In the present, somebody tries to kill Ravi by strangulation. The police investigate but find no clue. The case becomes really serious since Ravi is a senior government official. Later it is revealed that Razia, the shy and reserved girl in the group, was the one responsible. Her reason is that she happens to overhear Raaji's confession to Ravi to forgive her for her past mistakes and Ravi's talk to Raaji, where Ravi learns that he himself was accidentally responsible for Murali's death, which was on a fateful night during the college elections. Razia and Murali were secretly lovers who decided to get married in the future, and her motivation was revenge.

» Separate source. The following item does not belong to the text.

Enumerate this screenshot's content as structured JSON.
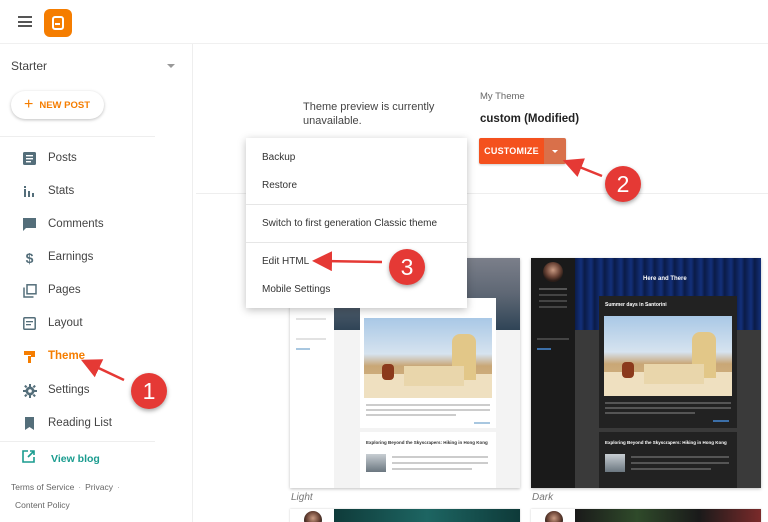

On recovering from the hospital, Ravi and Razia subsequently reconcile. Later, Satish apologized to Ravi for his wrongdoings, and they become friends. Murali's father, the professor, later requests Ravi to accept Raaji as his wife as she had been waiting for him for the past 15 years. Raaji and Ravi decide to get married, and Ravi forgives Raaji for her mistakes, and they start loving each other once again. Once the truth is revealed, the entire group reconciles. They leave the college reunion happy, promising that they would all meet again. Ravi leaves in his car, and everyone bids goodbye to him. As Ravi leaves the campus, he sees Murali's spirit waving goodbye to him happily.

==Cast==

- Sumanth as Ravi Kiran IAS, District Magistrate
- Sadha as Rajeshwari
- Sharwanand as Murali
- Kamalinee Mukherjee as Razia
- Ravi Varma as MLA Satish
- Sunil as Baddu
- Siva Reddy as Satish's friend
- Kota Srinivasa Rao as Murali's father
- Sudha as Murali's mother
- Giri Babu as Principal
- Tanikella Bharani as Hostel Warden
- Uttej as Hostel Boy
- Chitti Babu as Peon
- Karuna as Baddu's wife
- Ahuti Prasad
- Raghu Babu as Police Inspector
- Rajitha

== Soundtrack ==

The soundtrack was composed by Koti and all lyrics were written by Sirivennela Seetharama Sastry. The song "Gunde Chatuga" is based on "Ente Khalbile" from the Malayalam original.

Track list
| No. | Title | Singer(s) | Length |
|---|---|---|---|
| 1. | "Gunde Chatuga – Male" | Vedala Hemachandra | 4:26 |
| 2. | "Naranallo" | Tippu | 4:34 |
| 3. | "Mounamendhuku" | Mallikarjun, Anjana Sowmya | 5:24 |
| 4. | "Boogolam" | Vedala Hemachandra, Sandeep, Kousalya | 4:05 |
| 5. | "Gunde Chatuga – Female" | Chaitra Ambadipudi | 4:26 |
| Total length: |  |  | 22:57 |

== Reception ==
Radhika Rajamani of Rediff gave the film a rating of two-and-a-half of out five stars and wrote that "Classmates is on a slightly different track from the ordinary but don't expect too much from it". Idlebrain wrote, "The plus points of the film are screenplay and the last 20 minutes. On the flip side, characterizations, style, pleasing music and youth-orientation is missing in the film". Sify wrote the film "does not come anywhere near its original and director Vijaybhaskar has not been able to keep the tempo going. The story is a nostalgic trip down memory lane but the screenplay and narration are slow with hardly anything to satisfy the younger generation".